Zaloguj się Załóż konto
Polish (Poland)English (United Kingdom)

Parkowanie na lewo

Niebieskie nalepki, umożliwiające parkowanie w specjalnie wyznaczonych miejscach, miały ułatwić życie niepełnosprawnym kierowcom, ale na ogromną skalę korzystają z nich również oszuści. Teraz rząd zamierza przyjrzeć się nieuczciwym praktykom, które kosztują brytyjskiego podatnika 50 milionów funtów rocznie.

Szacuje się, że dziesiątki tysięcy ludzi nadużywają prawa do parkowania w miejscach dla osób niepełnosprawnych. Urzędnicy z Audit Commission obliczyli, że w obiegu znajduje się obecnie 16 535 niebieskich nalepek, których zarejestrowani właściciele już zmarli.

Niebieskie nalepki, w które wyposażonych jest 2,5 mln brytyjskich samochodów, stają się coraz bardziej wartościowe. W Londynie ich posiadacze zwolnieni są z tzw. congestion charge – opłaty za wjazd do strefy miasta najbardziej narażonej na korki. Roczna wartość ulg przysługujących właścicielom niebieskich nalepek szacowana jest na ponad 300 mln funtów (lub 100 funtów za nalepkę).



– W obecnym systemie poziom nadużyć jest tak wielki, że połowa prawowitych właścicieli niebieskich nalepek nie ma gdzie parkować – mówi minister transportu lokalnego Norman Baker. – System ułatwia na co dzień życie milionom niepełnosprawnych ludzi. Jednak stało się jasne, że wymaga on modernizacji.

Przeprowadzone przez poprzedni rząd konsultacje ujawniły, że do najpowszechniejszych nadużyć należy wykorzystywanie nalepek przez członków rodzin lub opiekunów osób niepełnosprawnych, ubieganie się o nalepkę przez tę samą osobę w kilku lokalnych urzędach lub w tym samym urzędzie pod różnymi kombinacjami imion i nazwiska. O nalepki ubiegają się także osoby korzystające z fałszywych dowodów osobistych lub takie, które symulują niepełnosprawność.

Niebieskie nalepki stały się przedmiotami handlu na czarnym rynku, a także nielegalnego kopiowania i podrabiania. Właściciele prawdziwych nalepek często usiłują bezprawnie zmienić nadrukowaną na nich datę ważności lub zgłaszają ich zaginięcie, aby wyłudzić więcej sztuk. Dochodzi także do kradzieży prawdziwych nalepek, które złodzieje sprzedają następnie w internecie.

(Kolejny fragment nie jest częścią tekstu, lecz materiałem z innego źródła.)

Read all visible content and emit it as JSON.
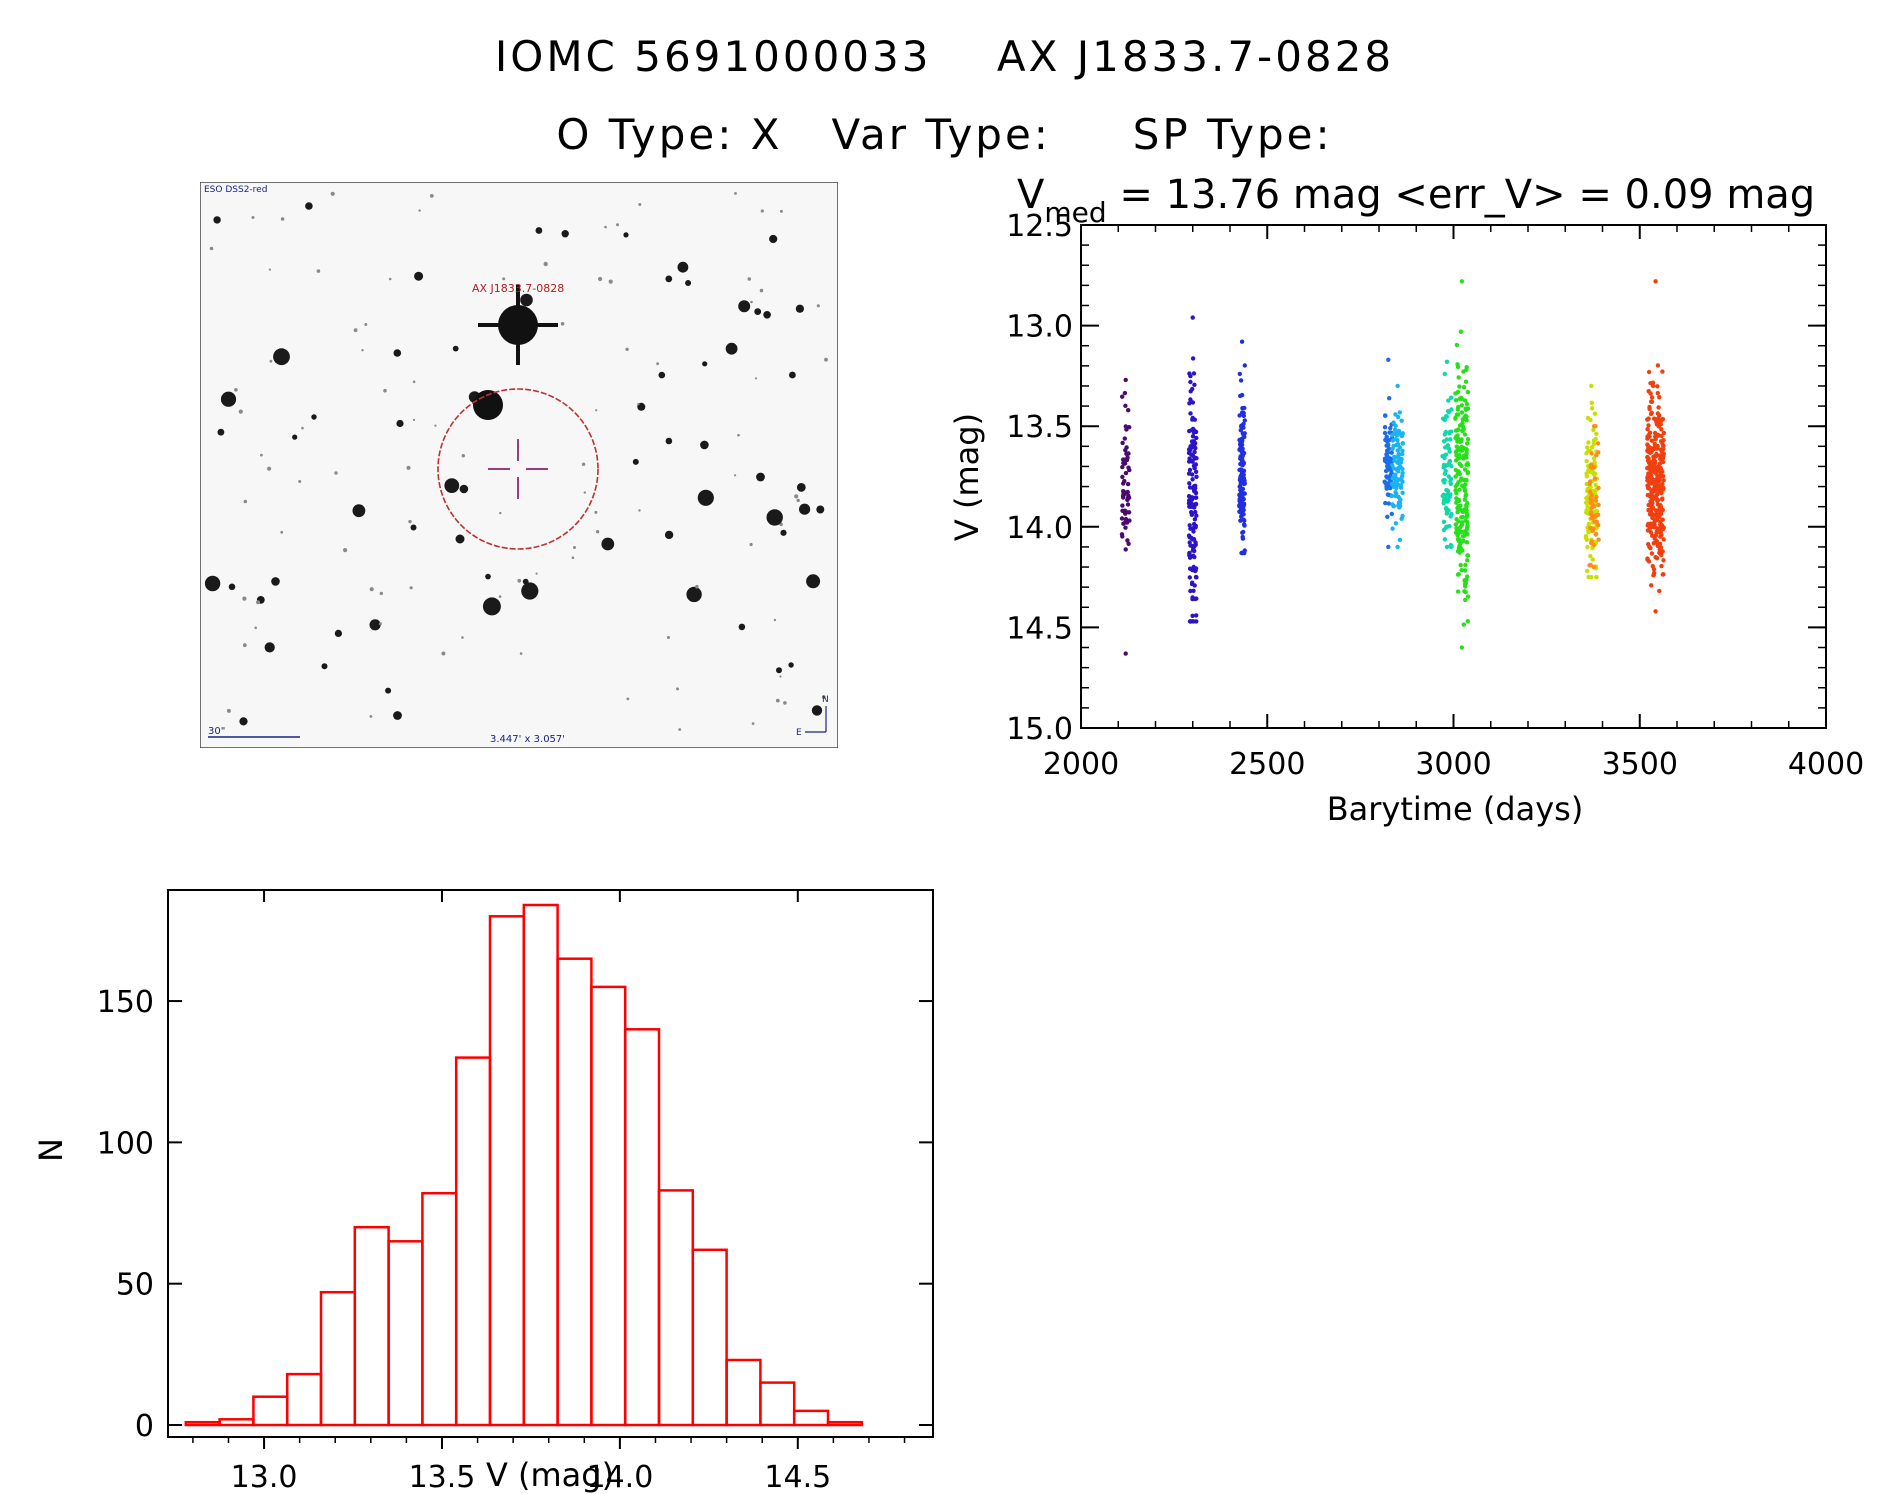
{
  "header": {
    "title_line1": "IOMC 5691000033    AX J1833.7-0828",
    "title_line2": "O Type: X   Var Type:     SP Type:"
  },
  "finder_chart": {
    "survey_label": "ESO DSS2-red",
    "target_label": "AX J1833.7-0828",
    "scale_label": "30\"",
    "fov_label": "3.447' x 3.057'",
    "north_label": "N",
    "east_label": "E",
    "circle_color": "#c0302f",
    "cross_color": "#9a3d7a"
  },
  "light_curve": {
    "stat_V": "V",
    "stat_sub": "med",
    "stat_rest": " = 13.76 mag <err_V> = 0.09 mag"
  },
  "chart_data": [
    {
      "type": "scatter",
      "name": "light-curve",
      "xlabel": "Barytime (days)",
      "ylabel": "V (mag)",
      "xlim": [
        2000,
        4000
      ],
      "ylim": [
        15.0,
        12.5
      ],
      "y_inverted": true,
      "xticks": [
        "2000",
        "2500",
        "3000",
        "3500",
        "4000"
      ],
      "yticks": [
        "12.5",
        "13.0",
        "13.5",
        "14.0",
        "14.5",
        "15.0"
      ],
      "color_scale": "time (rainbow: purple to red)",
      "groups": [
        {
          "x_range": [
            2110,
            2130
          ],
          "center": 13.75,
          "spread": 0.18,
          "low": 13.27,
          "high": 14.63,
          "n": 60,
          "color": "#4b0a6e"
        },
        {
          "x_range": [
            2290,
            2310
          ],
          "center": 13.85,
          "spread": 0.35,
          "low": 12.96,
          "high": 14.47,
          "n": 150,
          "color": "#2b14c8"
        },
        {
          "x_range": [
            2425,
            2440
          ],
          "center": 13.72,
          "spread": 0.2,
          "low": 13.08,
          "high": 14.13,
          "n": 140,
          "color": "#2030e0"
        },
        {
          "x_range": [
            2815,
            2835
          ],
          "center": 13.68,
          "spread": 0.12,
          "low": 13.17,
          "high": 14.1,
          "n": 70,
          "color": "#1a6ee8"
        },
        {
          "x_range": [
            2835,
            2865
          ],
          "center": 13.72,
          "spread": 0.14,
          "low": 13.3,
          "high": 14.1,
          "n": 90,
          "color": "#1ab4f0"
        },
        {
          "x_range": [
            2970,
            2995
          ],
          "center": 13.75,
          "spread": 0.2,
          "low": 13.18,
          "high": 14.1,
          "n": 80,
          "color": "#10d8a8"
        },
        {
          "x_range": [
            3005,
            3040
          ],
          "center": 13.8,
          "spread": 0.3,
          "low": 12.78,
          "high": 14.6,
          "n": 200,
          "color": "#28e01a"
        },
        {
          "x_range": [
            3355,
            3385
          ],
          "center": 13.85,
          "spread": 0.2,
          "low": 13.3,
          "high": 14.25,
          "n": 110,
          "color": "#c8e000"
        },
        {
          "x_range": [
            3365,
            3390
          ],
          "center": 13.9,
          "spread": 0.15,
          "low": 13.5,
          "high": 14.2,
          "n": 50,
          "color": "#ff8c1a"
        },
        {
          "x_range": [
            3520,
            3565
          ],
          "center": 13.78,
          "spread": 0.22,
          "low": 12.78,
          "high": 14.42,
          "n": 320,
          "color": "#f04010"
        }
      ]
    },
    {
      "type": "bar",
      "name": "histogram",
      "xlabel": "V (mag)",
      "ylabel": "N",
      "xlim": [
        12.73,
        14.88
      ],
      "ylim": [
        0,
        190
      ],
      "xticks": [
        "13.0",
        "13.5",
        "14.0",
        "14.5"
      ],
      "yticks": [
        "0",
        "50",
        "100",
        "150"
      ],
      "bin_width": 0.095,
      "bin_edges_start": 12.78,
      "values": [
        1,
        2,
        10,
        18,
        47,
        70,
        65,
        82,
        130,
        180,
        184,
        165,
        155,
        140,
        83,
        62,
        23,
        15,
        5,
        1
      ],
      "bar_color": "#ff0000"
    }
  ]
}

Rząd ma przedstawić nowy wzór nalepek, które będą znacznie trudniejsze do podrobienia. Bezprawnemu ubieganiu się o nalepki ma zapobiec wprowadzenie procedur, które pozwolą odpowiednim urzędnikom przesłuchiwać petentów. Lokalne władze otrzymają też uprawnienia, dzięki którym będą mogły skuteczniej weryfikować tożsamość osób korzystających z nalepek.

Obecnie jedynie policja ma prawo konfiskować nalepki, ale rząd może udzielić stosownych uprawnień także innym stróżom porządku publicznego, jak na przykład funkcjonariuszom kierującym ruchem drogowym. Osoby, które dopuszczają się kopiowania lub fałszowania nalepek, mogą zostać skazane na grzywnę w wysokości 5000 funtów oraz karę pozbawienia wolności do dwóch lat.

Osoby niepełnosprawne obawiają się, że rząd wykorzysta nowe prawo do drastycznej podwyżki opłat za nalepki. Teraz kosztują one 2 funty. Opłatę tę ustanowiono w latach 70. dla pokrycia kosztów administracyjnych.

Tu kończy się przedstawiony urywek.